I consider myself an above average *nix user but I learn by doing and not so much reading. Some 'man pages have actually put me to sleep while trying to interpret them. However, I do have two servers that aren't doing anything right now and would love to get something going in the way of a log server and web front end that is stable and easily updateable. I'll spin up several TurnKey Core's and go as far as I can (documenting along the way). Should I post back here with issues or start a new thread and link back to this one or just keep everything here?

Thanks for the reply.

Jeremy Davis's picture

If you get something up and running on TurnKey v15 that you're happy with, and only includes open source software, that would certainly lower the bar to getting it added as a new appliance.

Seeing as this thread is so old, I suggest that you start a new thread for your "log server" adventures. Although a post here with a link to the the new thread might be nice for any that would like to follow the progress?!

If you keep in mind, that once you have things running on Core as you'd like, then the final step is creating build code, then that might help the transition from PoC on Core, to appliance build code. Essentially, every step needs to achievable via a non-interactive script (or an overlay file).

When it comes time to create the new appliance, you'll need a TKLDev server (our dev environment). A local VM is fine (FWIW that's what I use). It's fairly well documented (there's also a "meta-doc page" with links to all the various resources). Although you probably won't want to read all that! :)

Also, some of the docs relate to the previous v14.x version and haven't been updated. For instance, the sandbox doesn't quite work as it used to. Also the deck layers also don't work the same as they used to unfortunately.

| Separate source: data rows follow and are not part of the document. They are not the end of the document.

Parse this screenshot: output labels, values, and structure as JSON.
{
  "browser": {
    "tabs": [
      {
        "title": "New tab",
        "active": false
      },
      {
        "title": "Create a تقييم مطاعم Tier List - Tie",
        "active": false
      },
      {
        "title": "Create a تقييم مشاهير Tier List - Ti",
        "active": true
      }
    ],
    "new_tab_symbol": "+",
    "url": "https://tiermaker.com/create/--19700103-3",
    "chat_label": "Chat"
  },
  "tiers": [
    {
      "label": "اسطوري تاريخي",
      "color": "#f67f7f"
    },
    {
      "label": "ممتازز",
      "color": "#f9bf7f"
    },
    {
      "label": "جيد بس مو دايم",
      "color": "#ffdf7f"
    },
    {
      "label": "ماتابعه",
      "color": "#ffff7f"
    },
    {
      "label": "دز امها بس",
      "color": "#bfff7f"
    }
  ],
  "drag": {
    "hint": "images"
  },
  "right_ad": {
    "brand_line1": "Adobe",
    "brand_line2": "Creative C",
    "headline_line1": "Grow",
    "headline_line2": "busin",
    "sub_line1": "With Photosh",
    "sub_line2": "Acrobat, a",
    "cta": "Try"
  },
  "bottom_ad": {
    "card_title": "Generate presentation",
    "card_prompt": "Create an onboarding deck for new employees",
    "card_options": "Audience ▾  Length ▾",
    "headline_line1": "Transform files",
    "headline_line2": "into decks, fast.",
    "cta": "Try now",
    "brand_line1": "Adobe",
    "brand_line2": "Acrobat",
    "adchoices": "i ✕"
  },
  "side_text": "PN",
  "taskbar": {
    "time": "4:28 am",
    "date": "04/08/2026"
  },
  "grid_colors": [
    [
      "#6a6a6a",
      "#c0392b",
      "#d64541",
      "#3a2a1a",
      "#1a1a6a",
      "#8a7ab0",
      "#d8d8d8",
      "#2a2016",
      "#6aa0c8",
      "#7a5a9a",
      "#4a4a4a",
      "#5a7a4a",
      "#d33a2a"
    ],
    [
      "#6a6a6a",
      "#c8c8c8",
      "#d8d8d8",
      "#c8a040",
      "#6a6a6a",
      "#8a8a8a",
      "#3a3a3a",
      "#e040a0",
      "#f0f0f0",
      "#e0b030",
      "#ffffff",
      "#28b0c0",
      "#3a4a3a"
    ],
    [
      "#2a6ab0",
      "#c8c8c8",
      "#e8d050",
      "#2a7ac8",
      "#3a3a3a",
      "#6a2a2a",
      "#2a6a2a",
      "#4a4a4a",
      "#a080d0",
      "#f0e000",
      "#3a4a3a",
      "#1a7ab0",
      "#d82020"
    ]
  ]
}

I need to at least update the docs to note those changes, or ideally fix our v15.x TKLDev tools so they work like they used to... (although not sure when I'll get a chance to do that).

Also, something worth noting is that there are lots of "best practice" things and conventions that we use that aren't very well documented at all. So please feel free to keep me in the loop on what you're up to and I'm more than happy to provide advice along the way.

Also, as I know the appliance library quite well, so if you hit an issue, then chances are there is already a known way to work around it (or I'll at least have some ideas). Also there may be code snippets which you could rob from an existing appliance. So please keep in touch and I'll help out where possible.

Rob tisdell's picture

I'm in agreement that a Turnkey Syslog Server Appliance is needed. I am currently in the process of finding a good fit. I'm willing to help out in any way that I can with the development of creating a Turnkey solution. Let me know what I can do.

Jeremy Davis's picture

Be great to have others involved too Rob.

From my perspective, I don't have time ATM to be too heavily involved myself, but am more than happy to try to assist where I can. I suggest that everyone try to work publicly as possible so that we can all bounce ideas around and gain from others' experiences.

I guess for now, just sharing thoughts and ideas is as good a place to start?!

Snickasaurus's picture

Tomorrow I'm going to start going through all the documentation of setting up the dev environment. I just hooked up a Dell server I had laying around to test with. Rob, I'll get with you over the next day or two so we can get started.

And as we discussed earlier Jeremy I'll start a new thread.

Jeremy Davis's picture

I look forward to hearing how you go with it all. :)

Chris Musty's picture

Hey all,

It seems a lot happens in 9 years!

SInce then I have deployed Graylog a billion times and it is awesome. Absolutely no point reinventing the wheel here. 

https://www.graylog.org/

Chris Musty

Director

Specialised Technologies

Jeremy Davis's picture

Hey Chris, I think both of those recent posts were spammers. Thanks for dropping in anyway. Seeing as this thread is so old, I'm going to lock it for now. Take care mate.